Ondanks al die somberheid behoorden die jaren, waarin ik mijn pubertijd beleefde, tot een ogenschijnlijk zorgeloos tijdvak waarin het Franse chanson een opmerkelijke bloeitijd beleefde en het woord solitude een nieuwe klank leek te krijgen. Het werd een mooi gevoel waarover je kon zingen. Je ne suis jamais seul avec ma solitude. Het verdriet kreeg een tweede traan.

Eenzaamheid verscheen in mijn jeugd op de monitor van de tijdgeest. Zelfs een ex-vorstin voelde zich terugkijkend op een lang leven uiteindelijk eenzaam maar niet alleen. De naweeën van de romantische eenzaamheid als een toestand vol melancholie vloeide in het naoorlogse chanson naadloos over in het bitterzoete levensgevoel van een generatie die vooral te doen had met zichzelf.

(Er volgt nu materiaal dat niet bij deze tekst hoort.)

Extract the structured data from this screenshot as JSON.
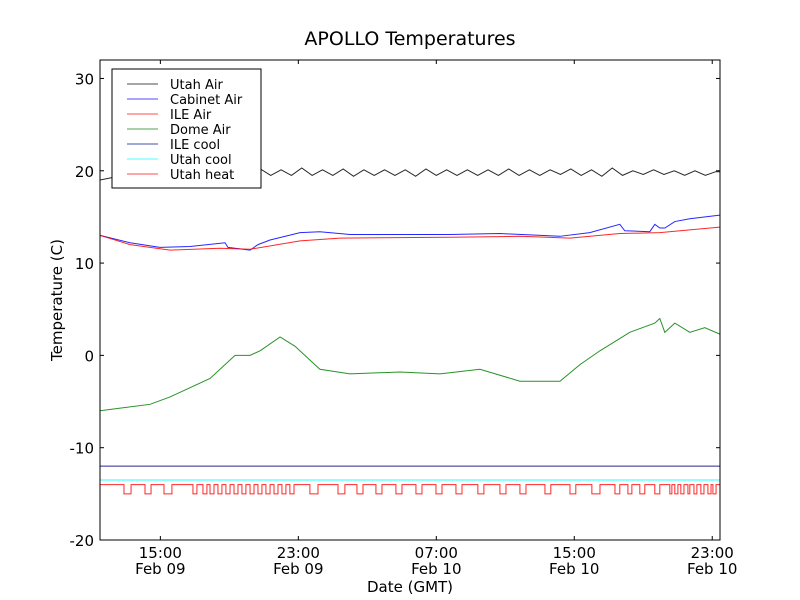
{
  "chart_data": {
    "type": "line",
    "title": "APOLLO Temperatures",
    "xlabel": "Date (GMT)",
    "ylabel": "Temperature (C)",
    "x_units": "hours since Feb 09 00:00 GMT",
    "xlim": [
      11.5,
      47.45
    ],
    "ylim": [
      -20,
      32
    ],
    "yticks": [
      -20,
      -10,
      0,
      10,
      20,
      30
    ],
    "ytick_labels": [
      "-20",
      "-10",
      "0",
      "10",
      "20",
      "30"
    ],
    "xticks": [
      15,
      23,
      31,
      39,
      47
    ],
    "xtick_labels": [
      [
        "15:00",
        "Feb 09"
      ],
      [
        "23:00",
        "Feb 09"
      ],
      [
        "07:00",
        "Feb 10"
      ],
      [
        "15:00",
        "Feb 10"
      ],
      [
        "23:00",
        "Feb 10"
      ]
    ],
    "grid": false,
    "legend_position": "top-left",
    "series": [
      {
        "name": "Utah Air",
        "color": "#000000",
        "x_start": 13.0,
        "x_step": 0.6,
        "start_points": [
          [
            11.5,
            19.0
          ],
          [
            12.3,
            19.3
          ]
        ],
        "values": [
          19.6,
          20.1,
          19.5,
          20.1,
          19.5,
          20.2,
          19.5,
          20.1,
          19.5,
          20.1,
          19.4,
          20.1,
          19.5,
          20.2,
          19.5,
          20.1,
          19.5,
          20.3,
          19.5,
          20.1,
          19.5,
          20.2,
          19.4,
          20.1,
          19.5,
          20.1,
          19.5,
          20.1,
          19.4,
          20.2,
          19.5,
          20.1,
          19.5,
          20.1,
          19.5,
          20.1,
          19.5,
          20.2,
          19.5,
          20.1,
          19.5,
          20.1,
          19.6,
          20.2,
          19.5,
          20.1,
          19.4,
          20.3,
          19.5,
          20.0,
          19.6,
          20.1,
          19.6,
          20.0,
          19.5,
          20.0,
          19.5,
          19.9
        ]
      },
      {
        "name": "Cabinet Air",
        "color": "#0000ff",
        "points": [
          [
            11.5,
            13.0
          ],
          [
            13.24,
            12.2
          ],
          [
            14.98,
            11.7
          ],
          [
            16.72,
            11.8
          ],
          [
            18.75,
            12.2
          ],
          [
            18.92,
            11.7
          ],
          [
            20.2,
            11.4
          ],
          [
            20.66,
            12.0
          ],
          [
            21.36,
            12.5
          ],
          [
            23.1,
            13.3
          ],
          [
            24.25,
            13.4
          ],
          [
            26.0,
            13.1
          ],
          [
            31.79,
            13.1
          ],
          [
            34.69,
            13.2
          ],
          [
            38.17,
            12.9
          ],
          [
            39.9,
            13.3
          ],
          [
            41.64,
            14.2
          ],
          [
            41.93,
            13.5
          ],
          [
            43.38,
            13.4
          ],
          [
            43.67,
            14.2
          ],
          [
            43.96,
            13.8
          ],
          [
            44.25,
            13.8
          ],
          [
            44.83,
            14.5
          ],
          [
            45.7,
            14.8
          ],
          [
            47.44,
            15.2
          ]
        ]
      },
      {
        "name": "ILE Air",
        "color": "#ff0000",
        "points": [
          [
            11.5,
            13.0
          ],
          [
            13.24,
            12.0
          ],
          [
            15.56,
            11.4
          ],
          [
            18.46,
            11.6
          ],
          [
            20.2,
            11.5
          ],
          [
            23.1,
            12.4
          ],
          [
            25.41,
            12.7
          ],
          [
            31.79,
            12.8
          ],
          [
            35.85,
            12.9
          ],
          [
            38.75,
            12.7
          ],
          [
            41.64,
            13.2
          ],
          [
            43.96,
            13.3
          ],
          [
            47.44,
            13.9
          ]
        ]
      },
      {
        "name": "Dome Air",
        "color": "#008000",
        "points": [
          [
            11.5,
            -6.0
          ],
          [
            14.4,
            -5.3
          ],
          [
            15.56,
            -4.5
          ],
          [
            17.88,
            -2.5
          ],
          [
            19.33,
            0.0
          ],
          [
            20.2,
            0.0
          ],
          [
            20.78,
            0.5
          ],
          [
            21.94,
            2.0
          ],
          [
            22.8,
            1.0
          ],
          [
            24.25,
            -1.5
          ],
          [
            26.0,
            -2.0
          ],
          [
            28.89,
            -1.8
          ],
          [
            31.21,
            -2.0
          ],
          [
            33.53,
            -1.5
          ],
          [
            35.85,
            -2.8
          ],
          [
            38.17,
            -2.8
          ],
          [
            39.33,
            -1.0
          ],
          [
            40.49,
            0.5
          ],
          [
            42.22,
            2.5
          ],
          [
            43.67,
            3.5
          ],
          [
            43.96,
            4.0
          ],
          [
            44.25,
            2.5
          ],
          [
            44.83,
            3.5
          ],
          [
            45.7,
            2.5
          ],
          [
            46.57,
            3.0
          ],
          [
            47.44,
            2.3
          ]
        ]
      },
      {
        "name": "ILE cool",
        "color": "#00007f",
        "points": [
          [
            11.5,
            -12.0
          ],
          [
            47.44,
            -12.0
          ]
        ]
      },
      {
        "name": "Utah cool",
        "color": "#00ffff",
        "points": [
          [
            11.5,
            -13.5
          ],
          [
            47.44,
            -13.5
          ]
        ]
      },
      {
        "name": "Utah heat",
        "color": "#ff0000",
        "high": -14,
        "low": -15,
        "low_intervals": [
          [
            12.89,
            13.3
          ],
          [
            14.11,
            14.46
          ],
          [
            15.21,
            15.67
          ],
          [
            16.89,
            17.12
          ],
          [
            17.47,
            17.7
          ],
          [
            17.88,
            18.11
          ],
          [
            18.34,
            18.57
          ],
          [
            18.8,
            19.04
          ],
          [
            19.27,
            19.5
          ],
          [
            19.73,
            19.96
          ],
          [
            20.2,
            20.43
          ],
          [
            20.66,
            20.89
          ],
          [
            21.12,
            21.36
          ],
          [
            21.59,
            21.82
          ],
          [
            22.05,
            22.28
          ],
          [
            22.51,
            22.75
          ],
          [
            23.67,
            24.14
          ],
          [
            25.3,
            25.7
          ],
          [
            26.4,
            26.75
          ],
          [
            27.5,
            27.85
          ],
          [
            28.66,
            29.01
          ],
          [
            29.82,
            30.17
          ],
          [
            30.98,
            31.33
          ],
          [
            32.14,
            32.49
          ],
          [
            33.41,
            33.76
          ],
          [
            34.69,
            35.04
          ],
          [
            35.85,
            36.2
          ],
          [
            37.3,
            37.64
          ],
          [
            38.75,
            39.09
          ],
          [
            40.02,
            40.49
          ],
          [
            41.36,
            41.64
          ],
          [
            42.11,
            42.34
          ],
          [
            42.8,
            43.09
          ],
          [
            43.67,
            43.96
          ],
          [
            44.54,
            44.66
          ],
          [
            44.83,
            45.01
          ],
          [
            45.18,
            45.36
          ],
          [
            45.59,
            45.7
          ],
          [
            45.94,
            46.11
          ],
          [
            46.34,
            46.52
          ],
          [
            46.75,
            46.93
          ],
          [
            47.04,
            47.22
          ]
        ]
      }
    ]
  }
}
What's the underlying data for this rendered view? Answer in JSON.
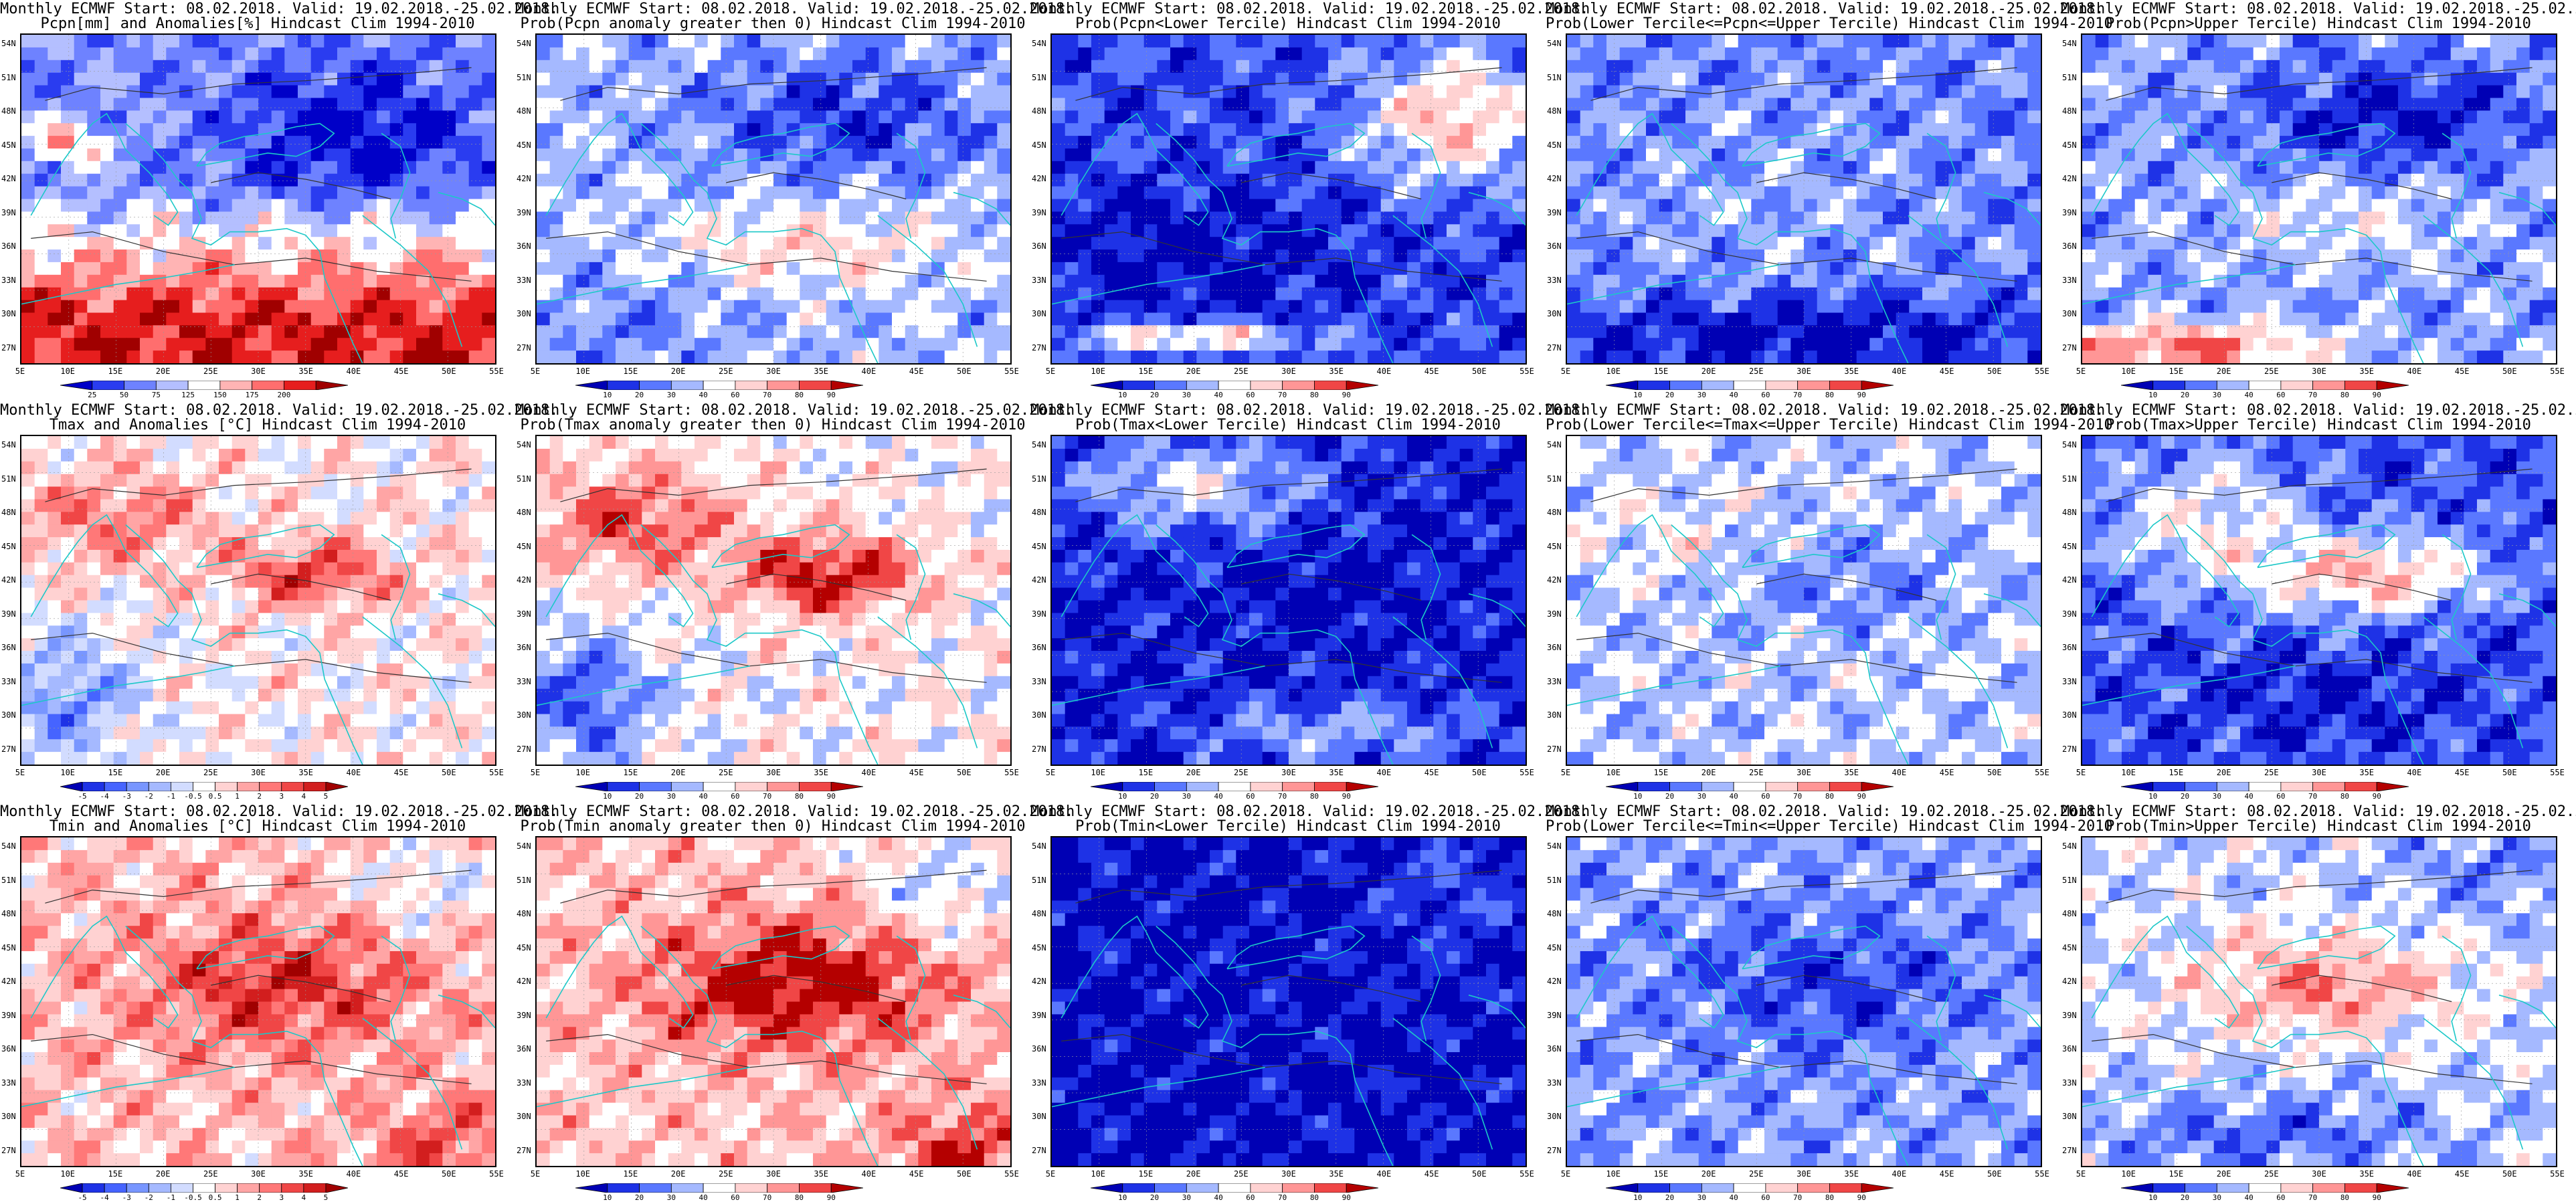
{
  "latitude_labels": [
    "54N",
    "51N",
    "48N",
    "45N",
    "42N",
    "39N",
    "36N",
    "33N",
    "30N",
    "27N"
  ],
  "longitude_labels": [
    "5E",
    "10E",
    "15E",
    "20E",
    "25E",
    "30E",
    "35E",
    "40E",
    "45E",
    "50E",
    "55E"
  ],
  "colorbars": {
    "precip_anom": {
      "labels": [
        "25",
        "50",
        "75",
        "125",
        "150",
        "175",
        "200"
      ],
      "colors": [
        "#0000c8",
        "#2a3cf0",
        "#6e82ff",
        "#b4bfff",
        "#ffffff",
        "#ffb4b4",
        "#ff6e6e",
        "#e61e1e",
        "#a00000"
      ]
    },
    "temp_anom": {
      "labels": [
        "-5",
        "-4",
        "-3",
        "-2",
        "-1",
        "-0.5",
        "0.5",
        "1",
        "2",
        "3",
        "4",
        "5"
      ],
      "colors": [
        "#0000b4",
        "#1e32e6",
        "#4664ff",
        "#7896ff",
        "#a5b9ff",
        "#d2dcff",
        "#ffffff",
        "#ffd2d2",
        "#ffa5a5",
        "#ff7878",
        "#f04646",
        "#d21e1e",
        "#a00000"
      ]
    },
    "prob": {
      "labels": [
        "10",
        "20",
        "30",
        "40",
        "60",
        "70",
        "80",
        "90"
      ],
      "colors": [
        "#0000b4",
        "#1e32e6",
        "#5a78ff",
        "#a5b9ff",
        "#ffffff",
        "#ffd2d2",
        "#ff9696",
        "#f04646",
        "#b40000"
      ]
    }
  },
  "panels": [
    {
      "title1": "Monthly ECMWF Start: 08.02.2018. Valid: 19.02.2018.-25.02.2018.",
      "title2": "Pcpn[mm] and Anomalies[%] Hindcast Clim 1994-2010",
      "colorbar": "precip_anom",
      "field": "precip_amount"
    },
    {
      "title1": "Monthly ECMWF Start: 08.02.2018. Valid: 19.02.2018.-25.02.2018.",
      "title2": "Prob(Pcpn anomaly greater then 0) Hindcast Clim 1994-2010",
      "colorbar": "prob",
      "field": "precip_pos"
    },
    {
      "title1": "Monthly ECMWF Start: 08.02.2018. Valid: 19.02.2018.-25.02.2018.",
      "title2": "Prob(Pcpn<Lower Tercile) Hindcast Clim 1994-2010",
      "colorbar": "prob",
      "field": "precip_low"
    },
    {
      "title1": "Monthly ECMWF Start: 08.02.2018. Valid: 19.02.2018.-25.02.2018.",
      "title2": "Prob(Lower Tercile<=Pcpn<=Upper Tercile) Hindcast Clim 1994-2010",
      "colorbar": "prob",
      "field": "precip_mid"
    },
    {
      "title1": "Monthly ECMWF Start: 08.02.2018. Valid: 19.02.2018.-25.02.2018.",
      "title2": "Prob(Pcpn>Upper Tercile) Hindcast Clim 1994-2010",
      "colorbar": "prob",
      "field": "precip_up"
    },
    {
      "title1": "Monthly ECMWF Start: 08.02.2018. Valid: 19.02.2018.-25.02.2018.",
      "title2": "Tmax and Anomalies [°C] Hindcast Clim 1994-2010",
      "colorbar": "temp_anom",
      "field": "tmax_anom"
    },
    {
      "title1": "Monthly ECMWF Start: 08.02.2018. Valid: 19.02.2018.-25.02.2018.",
      "title2": "Prob(Tmax anomaly greater then 0) Hindcast Clim 1994-2010",
      "colorbar": "prob",
      "field": "tmax_pos"
    },
    {
      "title1": "Monthly ECMWF Start: 08.02.2018. Valid: 19.02.2018.-25.02.2018.",
      "title2": "Prob(Tmax<Lower Tercile) Hindcast Clim 1994-2010",
      "colorbar": "prob",
      "field": "tmax_low"
    },
    {
      "title1": "Monthly ECMWF Start: 08.02.2018. Valid: 19.02.2018.-25.02.2018.",
      "title2": "Prob(Lower Tercile<=Tmax<=Upper Tercile) Hindcast Clim 1994-2010",
      "colorbar": "prob",
      "field": "tmax_mid"
    },
    {
      "title1": "Monthly ECMWF Start: 08.02.2018. Valid: 19.02.2018.-25.02.2018.",
      "title2": "Prob(Tmax>Upper Tercile) Hindcast Clim 1994-2010",
      "colorbar": "prob",
      "field": "tmax_up"
    },
    {
      "title1": "Monthly ECMWF Start: 08.02.2018. Valid: 19.02.2018.-25.02.2018.",
      "title2": "Tmin and Anomalies [°C] Hindcast Clim 1994-2010",
      "colorbar": "temp_anom",
      "field": "tmin_anom"
    },
    {
      "title1": "Monthly ECMWF Start: 08.02.2018. Valid: 19.02.2018.-25.02.2018.",
      "title2": "Prob(Tmin anomaly greater then 0) Hindcast Clim 1994-2010",
      "colorbar": "prob",
      "field": "tmin_pos"
    },
    {
      "title1": "Monthly ECMWF Start: 08.02.2018. Valid: 19.02.2018.-25.02.2018.",
      "title2": "Prob(Tmin<Lower Tercile) Hindcast Clim 1994-2010",
      "colorbar": "prob",
      "field": "tmin_low"
    },
    {
      "title1": "Monthly ECMWF Start: 08.02.2018. Valid: 19.02.2018.-25.02.2018.",
      "title2": "Prob(Lower Tercile<=Tmin<=Upper Tercile) Hindcast Clim 1994-2010",
      "colorbar": "prob",
      "field": "tmin_mid"
    },
    {
      "title1": "Monthly ECMWF Start: 08.02.2018. Valid: 19.02.2018.-25.02.2018.",
      "title2": "Prob(Tmin>Upper Tercile) Hindcast Clim 1994-2010",
      "colorbar": "prob",
      "field": "tmin_up"
    }
  ]
}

Er ontstond zoiets al een gekoesterd gevoel van verlatenheid. Na Auschwitz en Hiroshima werd het triste à Venise.

De spleen van Aznavour vermengde zich met de walging van Sartre en in die smeltkroes moet een nieuw betekenisveld van het woord ‘eenzaamheid’ zijn ontstaan. Het woord werd opeens met schuld beladen, want een mens was in alle opzichten verantwoordelijk voor zichzelf. Eenzaamheid overkwam je niet als een beschikking van het noodlot. Het wat altijd een keuze tussen isolement en solidariteit. In het Frans scheelde het ook maar een letter: solidair of solitair.

Die existentialistische ondertonen van het woord ‘eenzaamheid’ zijn inmiddels verstomd. De eenzaamheid is terug van weggeweest. In deze dagen van social distancing, die door de overheid wordt afgedwongen op straffe van hoge boetes, veroorzaakt de plotseling gewekte aandacht voor de eenzaamheid een uitbraak van naastenliefde en gemeenschapszin. Na de pakkende oneliner van de koning over het virus van de eenzaamheid lijkt Jan en alleman zich bewust geworden van een kwaal die zich schuilhield in de kieren van de welvaartsstaat, maar die nu opeens is opgeschaald tot een dreigende pandemie.

Wie goed luisterde, hoorde al eerder signalen dat dit eenzaamheidsvirus in aantocht was. Al acht jaar geleden schreef Belgische psychiater Dirk De Wachter – waarom zijn het toch altijd Belgische psychiaters die de noodklok luiden? – in zijn boek Borderline times het volgende:

‘We leven in een tijdperk dat als verplicht levenscrescendo aan elk individu meegeeft ‘zichzelf te ontplooien‘ en ‘zichzelf te realiseren’. Deze individuele plicht om het eigen leven te maken, deze beslissingsvrijheid over het eigen leven beschouwen we als een verworvenheid van de 20ste eeuw en als een ontvoogding van de mens van Kerk en Staat, maar we betalen hoe dan ook de prijs van de eenzaamheid, de prijs van de ‘alleen-heid’. En waneer het lot ons minder goed gezind is dan wat de media ‘het perfecte leven’ laten uitschijnen, wanneer de opdracht tot ‘zelfrealisatie’ minder goed lukt, is dat alles je eigen schuld: jij alles bent verantwoordlijk voor je eigen falen.’

Het neo-liberalisme en het doorgeschoten individualisme hebben de tijdgeest ingrijpend veranderd. En zo werd het gevoel van eenzaamheid opnieuw beladen met de schuld van de eigen keuze. Misschien kan de corona-crisis ons eindelijk eens van die ‘keuze-schuld’ verlossen. Wie weet leren we weer collectief ‘eenzaam maar niet alleen’ te zijn, en voelen we weer dat bitterzoete gevoel vol romantiek en melancholie.